Mineog: Put that on its own peg.
Hazel: And mine on its own peg to the rear.
John: I will, sir.
(He drops coats in putting them up. Then notices broken pane in window and picks up the coats hurriedly, putting them on wrong pegs. Hazel and Mineog have sat down.)
Hazel: Have you any strange news?
Mineog: I have but the same news I always have, that it is quick Monday comes around, and that it is hard make provision for to fill up the four sheets of the Tribune, and nothing happening in these parts worth while. There would seem to be no news on this day beyond all days of the year.
Hazel: Sure there is the same care and the same burden on myself. I wish I didn't put a supplement to the Champion. The deer knows what way will I fill it between this and Thursday, or in what place I can go questing after news!
Mineog: Last week passed without anything doing. It is a very backward place to give information for two papers.
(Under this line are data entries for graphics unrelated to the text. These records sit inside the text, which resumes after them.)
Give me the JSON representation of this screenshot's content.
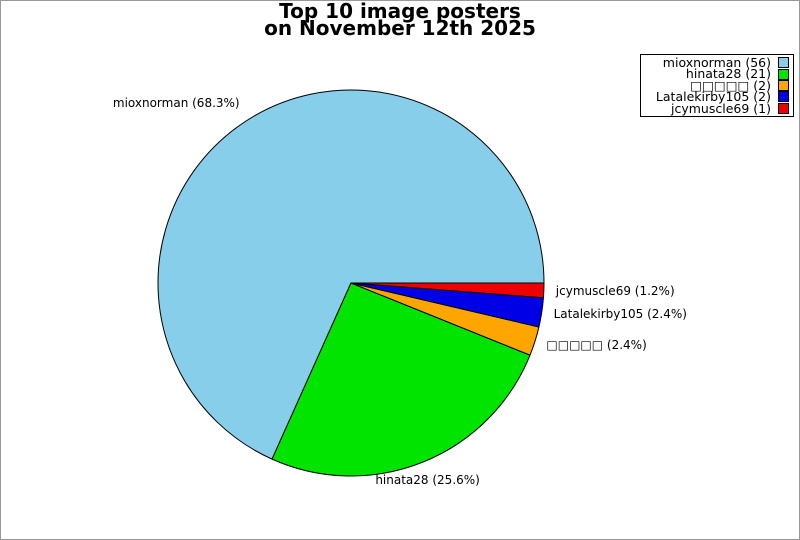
{
  "title": {
    "line1": "Top 10 image posters",
    "line2": "on November 12th 2025"
  },
  "chart_data": {
    "type": "pie",
    "title": "Top 10 image posters on November 12th 2025",
    "total": 82,
    "start_angle_deg": 0,
    "direction": "counterclockwise",
    "legend_position": "upper-right",
    "background_color": "#FFFFFF",
    "frame_border_color": "#999999",
    "slice_edge_color": "#000000",
    "slices": [
      {
        "name": "mioxnorman",
        "value": 56,
        "percent": 68.3,
        "pie_label": "mioxnorman (68.3%)",
        "legend_label": "mioxnorman (56)",
        "color": "#87CEEB"
      },
      {
        "name": "hinata28",
        "value": 21,
        "percent": 25.6,
        "pie_label": "hinata28 (25.6%)",
        "legend_label": "hinata28 (21)",
        "color": "#00E400"
      },
      {
        "name": "□□□□□",
        "value": 2,
        "percent": 2.4,
        "pie_label": "□□□□□ (2.4%)",
        "legend_label": "□□□□□ (2)",
        "color": "#FFA500"
      },
      {
        "name": "Latalekirby105",
        "value": 2,
        "percent": 2.4,
        "pie_label": "Latalekirby105 (2.4%)",
        "legend_label": "Latalekirby105 (2)",
        "color": "#0000E6"
      },
      {
        "name": "jcymuscle69",
        "value": 1,
        "percent": 1.2,
        "pie_label": "jcymuscle69 (1.2%)",
        "legend_label": "jcymuscle69 (1)",
        "color": "#EE0000"
      }
    ]
  }
}
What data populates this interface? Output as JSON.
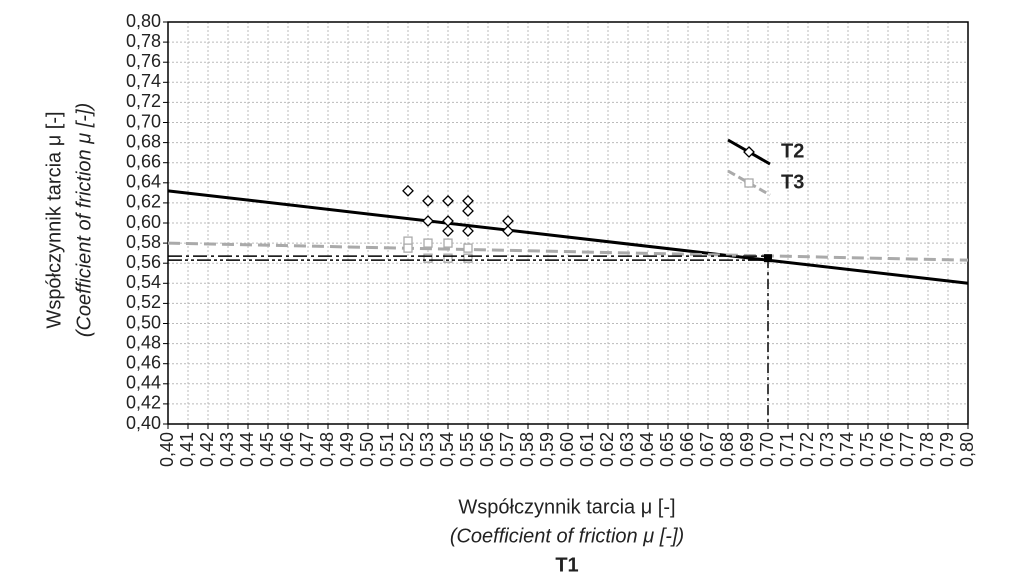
{
  "chart_data": {
    "type": "scatter",
    "xlabel": [
      "Współczynnik tarcia μ [-]",
      "(Coefficient of friction μ [-])",
      "T1"
    ],
    "ylabel": [
      "Współczynnik tarcia μ [-]",
      "(Coefficient of friction μ [-])"
    ],
    "xlim": [
      0.4,
      0.8
    ],
    "ylim": [
      0.4,
      0.8
    ],
    "xticks": [
      {
        "value": 0.4,
        "label": "0,40"
      },
      {
        "value": 0.41,
        "label": "0,41"
      },
      {
        "value": 0.42,
        "label": "0,42"
      },
      {
        "value": 0.43,
        "label": "0,43"
      },
      {
        "value": 0.44,
        "label": "0,44"
      },
      {
        "value": 0.45,
        "label": "0,45"
      },
      {
        "value": 0.46,
        "label": "0,46"
      },
      {
        "value": 0.47,
        "label": "0,47"
      },
      {
        "value": 0.48,
        "label": "0,48"
      },
      {
        "value": 0.49,
        "label": "0,49"
      },
      {
        "value": 0.5,
        "label": "0,50"
      },
      {
        "value": 0.51,
        "label": "0,51"
      },
      {
        "value": 0.52,
        "label": "0,52"
      },
      {
        "value": 0.53,
        "label": "0,53"
      },
      {
        "value": 0.54,
        "label": "0,54"
      },
      {
        "value": 0.55,
        "label": "0,55"
      },
      {
        "value": 0.56,
        "label": "0,56"
      },
      {
        "value": 0.57,
        "label": "0,57"
      },
      {
        "value": 0.58,
        "label": "0,58"
      },
      {
        "value": 0.59,
        "label": "0,59"
      },
      {
        "value": 0.6,
        "label": "0,60"
      },
      {
        "value": 0.61,
        "label": "0,61"
      },
      {
        "value": 0.62,
        "label": "0,62"
      },
      {
        "value": 0.63,
        "label": "0,63"
      },
      {
        "value": 0.64,
        "label": "0,64"
      },
      {
        "value": 0.65,
        "label": "0,65"
      },
      {
        "value": 0.66,
        "label": "0,66"
      },
      {
        "value": 0.67,
        "label": "0,67"
      },
      {
        "value": 0.68,
        "label": "0,68"
      },
      {
        "value": 0.69,
        "label": "0,69"
      },
      {
        "value": 0.7,
        "label": "0,70"
      },
      {
        "value": 0.71,
        "label": "0,71"
      },
      {
        "value": 0.72,
        "label": "0,72"
      },
      {
        "value": 0.73,
        "label": "0,73"
      },
      {
        "value": 0.74,
        "label": "0,74"
      },
      {
        "value": 0.75,
        "label": "0,75"
      },
      {
        "value": 0.76,
        "label": "0,76"
      },
      {
        "value": 0.77,
        "label": "0,77"
      },
      {
        "value": 0.78,
        "label": "0,78"
      },
      {
        "value": 0.79,
        "label": "0,79"
      },
      {
        "value": 0.8,
        "label": "0,80"
      }
    ],
    "yticks": [
      {
        "value": 0.4,
        "label": "0,40"
      },
      {
        "value": 0.42,
        "label": "0,42"
      },
      {
        "value": 0.44,
        "label": "0,44"
      },
      {
        "value": 0.46,
        "label": "0,46"
      },
      {
        "value": 0.48,
        "label": "0,48"
      },
      {
        "value": 0.5,
        "label": "0,50"
      },
      {
        "value": 0.52,
        "label": "0,52"
      },
      {
        "value": 0.54,
        "label": "0,54"
      },
      {
        "value": 0.56,
        "label": "0,56"
      },
      {
        "value": 0.58,
        "label": "0,58"
      },
      {
        "value": 0.6,
        "label": "0,60"
      },
      {
        "value": 0.62,
        "label": "0,62"
      },
      {
        "value": 0.64,
        "label": "0,64"
      },
      {
        "value": 0.66,
        "label": "0,66"
      },
      {
        "value": 0.68,
        "label": "0,68"
      },
      {
        "value": 0.7,
        "label": "0,70"
      },
      {
        "value": 0.72,
        "label": "0,72"
      },
      {
        "value": 0.74,
        "label": "0,74"
      },
      {
        "value": 0.76,
        "label": "0,76"
      },
      {
        "value": 0.78,
        "label": "0,78"
      },
      {
        "value": 0.8,
        "label": "0,80"
      }
    ],
    "grid": true,
    "legend": "upper right",
    "series": [
      {
        "name": "T2",
        "color": "#000000",
        "marker": "diamond",
        "x": [
          0.52,
          0.53,
          0.54,
          0.55,
          0.55,
          0.53,
          0.54,
          0.54,
          0.55,
          0.57,
          0.57
        ],
        "values": [
          0.632,
          0.622,
          0.622,
          0.622,
          0.612,
          0.602,
          0.602,
          0.592,
          0.592,
          0.602,
          0.592
        ],
        "fit": {
          "x": [
            0.4,
            0.8
          ],
          "values": [
            0.632,
            0.54
          ],
          "dash": "solid"
        }
      },
      {
        "name": "T3",
        "color": "#aaaaaa",
        "marker": "square",
        "x": [
          0.52,
          0.52,
          0.53,
          0.54,
          0.53,
          0.54,
          0.55,
          0.55
        ],
        "values": [
          0.582,
          0.575,
          0.58,
          0.58,
          0.565,
          0.565,
          0.565,
          0.575
        ],
        "fit": {
          "x": [
            0.4,
            0.8
          ],
          "values": [
            0.58,
            0.563
          ],
          "dash": "dashed"
        }
      }
    ],
    "reference": {
      "x": 0.7,
      "y_values": [
        0.567,
        0.563
      ],
      "point": [
        0.7,
        0.565
      ]
    }
  }
}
If it was not for the league is between us, and for us meeting here on every Monday to make sure we are taking different sides on every question may turn up, and giving every abuse to one another in print, there is no person would pay his penny for the two of them, or it may be for the one of them.
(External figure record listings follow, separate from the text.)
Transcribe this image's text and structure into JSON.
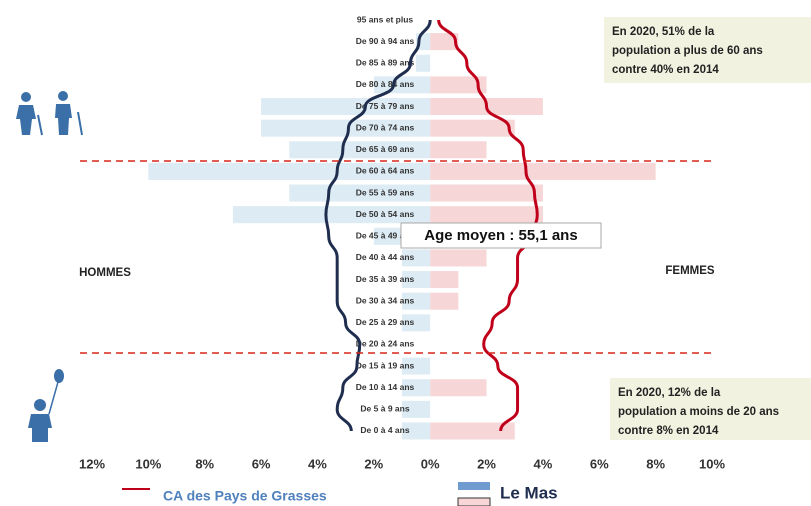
{
  "chart_data": {
    "type": "pyramid",
    "categories": [
      "95 ans et plus",
      "De 90 à 94 ans",
      "De 85 à 89 ans",
      "De 80 à 84 ans",
      "De 75 à 79 ans",
      "De 70 à 74 ans",
      "De 65 à 69 ans",
      "De 60 à 64 ans",
      "De 55 à 59 ans",
      "De 50 à 54 ans",
      "De 45 à 49 ans",
      "De 40 à 44 ans",
      "De 35 à 39 ans",
      "De 30 à 34 ans",
      "De 25 à 29 ans",
      "De 20 à 24 ans",
      "De 15 à 19 ans",
      "De 10 à 14 ans",
      "De 5 à 9 ans",
      "De 0 à 4 ans"
    ],
    "left_label": "HOMMES",
    "right_label": "FEMMES",
    "series": [
      {
        "name": "CA des Pays de Grasses",
        "kind": "line",
        "left_color": "#1f2d4f",
        "right_color": "#c0001a",
        "left_values": [
          0,
          0.4,
          0.7,
          1.3,
          2.3,
          2.9,
          3.1,
          3.3,
          3.6,
          3.7,
          3.6,
          3.3,
          3.3,
          3.3,
          3.0,
          2.5,
          2.6,
          3.1,
          3.3,
          2.8
        ],
        "right_values": [
          0.3,
          0.9,
          1.3,
          1.7,
          2.0,
          2.8,
          3.3,
          3.4,
          3.7,
          3.8,
          3.6,
          3.1,
          3.1,
          2.8,
          2.2,
          1.9,
          2.4,
          3.1,
          3.1,
          2.5
        ]
      },
      {
        "name": "Le Mas",
        "kind": "bar",
        "left_color": "#dcebf4",
        "right_color": "#f6d6d6",
        "left_values": [
          0,
          0.5,
          0.5,
          2,
          6,
          6,
          5,
          10,
          5,
          7,
          2,
          1,
          1,
          1,
          1,
          0,
          1,
          1,
          1,
          1
        ],
        "right_values": [
          0,
          1,
          0,
          2,
          4,
          3,
          2,
          8,
          4,
          4,
          2,
          2,
          1,
          1,
          0,
          0,
          0,
          2,
          0,
          3
        ]
      }
    ],
    "xlim": [
      -12,
      10
    ],
    "xticks": [
      {
        "value": -12,
        "label": "12%"
      },
      {
        "value": -10,
        "label": "10%"
      },
      {
        "value": -8,
        "label": "8%"
      },
      {
        "value": -6,
        "label": "6%"
      },
      {
        "value": -4,
        "label": "4%"
      },
      {
        "value": -2,
        "label": "2%"
      },
      {
        "value": 0,
        "label": "0%"
      },
      {
        "value": 2,
        "label": "2%"
      },
      {
        "value": 4,
        "label": "4%"
      },
      {
        "value": 6,
        "label": "6%"
      },
      {
        "value": 8,
        "label": "8%"
      },
      {
        "value": 10,
        "label": "10%"
      }
    ],
    "annotations": [
      {
        "lines": [
          "En 2020, 51% de la",
          "population a plus de 60 ans",
          "contre 40% en 2014"
        ]
      },
      {
        "lines": [
          "En 2020, 12% de la",
          "population a moins de 20 ans",
          "contre 8% en 2014"
        ]
      },
      {
        "lines": [
          "Age moyen : 55,1 ans"
        ]
      }
    ]
  }
}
Hazel: That is so. And the worst is, there is no question ever rises that we do not agree on, or that would have power to make us fall out in earnest. It was different in my early time. The questions used to rise up then were worth fighting for.
Mineog: There are some people so cantankerous they will heat themselves in argument as to which side might be right or wrong in a war, or if wars should be in it at all, or hangings.